Mismatch repair (MMR) defects are part of a system that helps cells recognize and correct mistakes during DNA replication. For more than two decades, defective MMR genes have been linked to inherited and non-inherited (or sporadic) forms of colon cancer and used as biomarkers for diagnostic screening and chemotherapy treatment planning.

For the current Johns Hopkins study, designed and led by Le and Luis Diaz, a Johns Hopkins oncologist  who recently moved to the Memorial Sloan Kettering Cancer Center, 86 adult men and women with 12 cancer types were recruited to the clinical trial at six U.S. hospitals, including The Johns Hopkins Hospital. All tested positive for mismatch repair defects and had failed to respond to at least one prior therapy. They received pembrolizumab intravenously every two weeks for up to two years.

After a median follow-up of 12.5 months, imaging scans showed that tumors shrunk by at least 30 percent in 46 of the 86 patients (53 percent). Tumors completely disappeared in 18 of the 46.

The most common side effects of the immunotherapy included fatigue, skin inflammation, joint pain and thyroid dysfunction.

The median point of survival without disease progression and overall survival has not yet been reached. However, the scientists estimate that disease-free survival at one and two years is 64 percent and 53 percent, respectively. Without immunotherapy, patients with advanced, treatment-refractory cancers can expect to live less than six months.

The scientists estimate that mismatch repair defects occur in nearly 5 percent of patients with many types of cancer, including the endometrium, stomach, small intestine, colon, rectum, cervix, prostate, bile duct, liver, neuroendocrine system, nonepithelial ovary and uterine sarcomas.
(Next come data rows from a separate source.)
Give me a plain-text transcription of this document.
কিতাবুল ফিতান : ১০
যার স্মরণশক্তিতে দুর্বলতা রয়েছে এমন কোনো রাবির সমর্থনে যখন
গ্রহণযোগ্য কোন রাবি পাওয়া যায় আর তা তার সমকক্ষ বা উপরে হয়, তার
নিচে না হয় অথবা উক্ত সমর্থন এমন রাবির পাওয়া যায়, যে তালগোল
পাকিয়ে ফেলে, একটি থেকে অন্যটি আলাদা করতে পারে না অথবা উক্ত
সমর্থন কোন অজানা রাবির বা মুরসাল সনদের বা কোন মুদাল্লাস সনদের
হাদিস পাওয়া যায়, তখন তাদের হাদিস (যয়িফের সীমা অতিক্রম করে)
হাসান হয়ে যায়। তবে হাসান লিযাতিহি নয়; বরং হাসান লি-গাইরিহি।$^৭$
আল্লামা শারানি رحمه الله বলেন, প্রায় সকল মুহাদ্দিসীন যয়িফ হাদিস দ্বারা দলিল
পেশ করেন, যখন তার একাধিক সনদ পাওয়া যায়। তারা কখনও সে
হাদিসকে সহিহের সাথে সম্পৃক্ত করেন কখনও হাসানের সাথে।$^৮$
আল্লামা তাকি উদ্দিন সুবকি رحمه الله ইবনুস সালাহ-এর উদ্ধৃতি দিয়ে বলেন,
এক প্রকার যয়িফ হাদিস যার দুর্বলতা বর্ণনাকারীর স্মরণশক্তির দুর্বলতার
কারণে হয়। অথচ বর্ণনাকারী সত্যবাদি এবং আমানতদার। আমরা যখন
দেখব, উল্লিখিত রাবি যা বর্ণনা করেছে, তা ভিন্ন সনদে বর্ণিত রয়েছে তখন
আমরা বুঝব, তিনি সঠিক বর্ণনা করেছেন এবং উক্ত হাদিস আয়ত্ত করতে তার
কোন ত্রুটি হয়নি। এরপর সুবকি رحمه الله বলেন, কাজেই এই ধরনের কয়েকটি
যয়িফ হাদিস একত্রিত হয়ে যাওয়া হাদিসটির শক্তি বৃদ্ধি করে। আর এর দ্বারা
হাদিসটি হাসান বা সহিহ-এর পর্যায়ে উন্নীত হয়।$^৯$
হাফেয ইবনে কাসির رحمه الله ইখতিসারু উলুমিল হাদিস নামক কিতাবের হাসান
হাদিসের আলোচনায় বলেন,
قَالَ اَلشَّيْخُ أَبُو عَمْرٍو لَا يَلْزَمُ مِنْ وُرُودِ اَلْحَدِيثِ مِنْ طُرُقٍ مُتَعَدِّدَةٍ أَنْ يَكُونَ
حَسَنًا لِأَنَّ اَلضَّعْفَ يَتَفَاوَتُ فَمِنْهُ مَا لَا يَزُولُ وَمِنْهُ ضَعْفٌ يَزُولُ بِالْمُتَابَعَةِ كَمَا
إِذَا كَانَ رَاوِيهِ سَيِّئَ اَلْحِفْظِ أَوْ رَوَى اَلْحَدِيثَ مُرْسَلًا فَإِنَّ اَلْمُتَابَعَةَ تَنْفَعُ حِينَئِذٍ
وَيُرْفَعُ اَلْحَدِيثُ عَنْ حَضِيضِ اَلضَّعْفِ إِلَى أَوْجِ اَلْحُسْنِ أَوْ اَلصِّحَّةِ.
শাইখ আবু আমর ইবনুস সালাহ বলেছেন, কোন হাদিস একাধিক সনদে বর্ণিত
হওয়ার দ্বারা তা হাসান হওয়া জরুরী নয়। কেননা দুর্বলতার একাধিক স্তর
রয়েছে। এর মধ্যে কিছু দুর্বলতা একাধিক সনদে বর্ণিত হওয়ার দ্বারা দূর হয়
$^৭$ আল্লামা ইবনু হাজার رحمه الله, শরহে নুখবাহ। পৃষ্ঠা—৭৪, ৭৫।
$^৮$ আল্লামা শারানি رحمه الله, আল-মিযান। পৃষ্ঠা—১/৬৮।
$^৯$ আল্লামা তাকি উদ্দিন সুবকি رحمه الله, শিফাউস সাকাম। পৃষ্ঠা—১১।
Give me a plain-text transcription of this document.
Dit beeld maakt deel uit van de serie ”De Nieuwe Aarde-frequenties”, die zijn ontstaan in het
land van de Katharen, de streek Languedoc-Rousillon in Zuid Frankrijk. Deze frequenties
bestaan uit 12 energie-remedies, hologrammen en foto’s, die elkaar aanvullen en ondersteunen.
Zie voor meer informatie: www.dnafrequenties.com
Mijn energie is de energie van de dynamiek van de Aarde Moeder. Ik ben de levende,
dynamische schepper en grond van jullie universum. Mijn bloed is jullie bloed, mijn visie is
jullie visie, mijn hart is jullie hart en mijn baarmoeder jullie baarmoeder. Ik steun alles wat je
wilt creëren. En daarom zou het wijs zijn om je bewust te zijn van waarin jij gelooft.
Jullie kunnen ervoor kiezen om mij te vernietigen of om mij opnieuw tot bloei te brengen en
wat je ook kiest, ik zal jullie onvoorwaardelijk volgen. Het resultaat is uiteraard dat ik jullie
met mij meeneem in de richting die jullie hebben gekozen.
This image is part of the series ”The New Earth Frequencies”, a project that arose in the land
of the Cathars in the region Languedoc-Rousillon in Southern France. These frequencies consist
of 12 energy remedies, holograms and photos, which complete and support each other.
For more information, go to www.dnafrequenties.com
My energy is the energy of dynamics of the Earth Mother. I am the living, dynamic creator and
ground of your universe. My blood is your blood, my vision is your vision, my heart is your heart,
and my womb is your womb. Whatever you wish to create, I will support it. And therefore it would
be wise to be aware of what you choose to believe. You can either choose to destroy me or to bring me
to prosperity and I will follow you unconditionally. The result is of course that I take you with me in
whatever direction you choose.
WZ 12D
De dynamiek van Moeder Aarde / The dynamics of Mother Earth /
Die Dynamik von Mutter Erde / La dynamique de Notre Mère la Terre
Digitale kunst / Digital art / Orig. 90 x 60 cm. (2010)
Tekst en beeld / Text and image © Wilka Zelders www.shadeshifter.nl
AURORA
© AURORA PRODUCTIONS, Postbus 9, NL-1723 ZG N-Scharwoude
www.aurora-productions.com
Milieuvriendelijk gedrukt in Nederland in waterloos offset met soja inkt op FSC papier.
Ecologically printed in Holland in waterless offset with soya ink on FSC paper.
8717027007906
This translates to approximately 40,000 (8 percent) stage I-III cancers and 20,000 (4 percent) of all stage IV cancers.

These MMR defects were first identified in 1993 by oncologist Bert Vogelstein, who co-directs the Ludwig Center at the Johns Hopkins Kimmel Cancer Center, and fellow scientists at Johns Hopkins and other institutions. Two decades later, an idea for the current clinical trial took root when Johns Hopkins experts discovered mismatch repair defects in a single patient with colon cancer who responded to immunotherapy while other patients with colon cancer did not.

Pembrolizumab and other immunotherapy drugs can cost $100,000 or more per year, fueling the need to identify patients who are likely to respond to the drug. Tests for defects in mismatch repair range in cost from $300 to $600.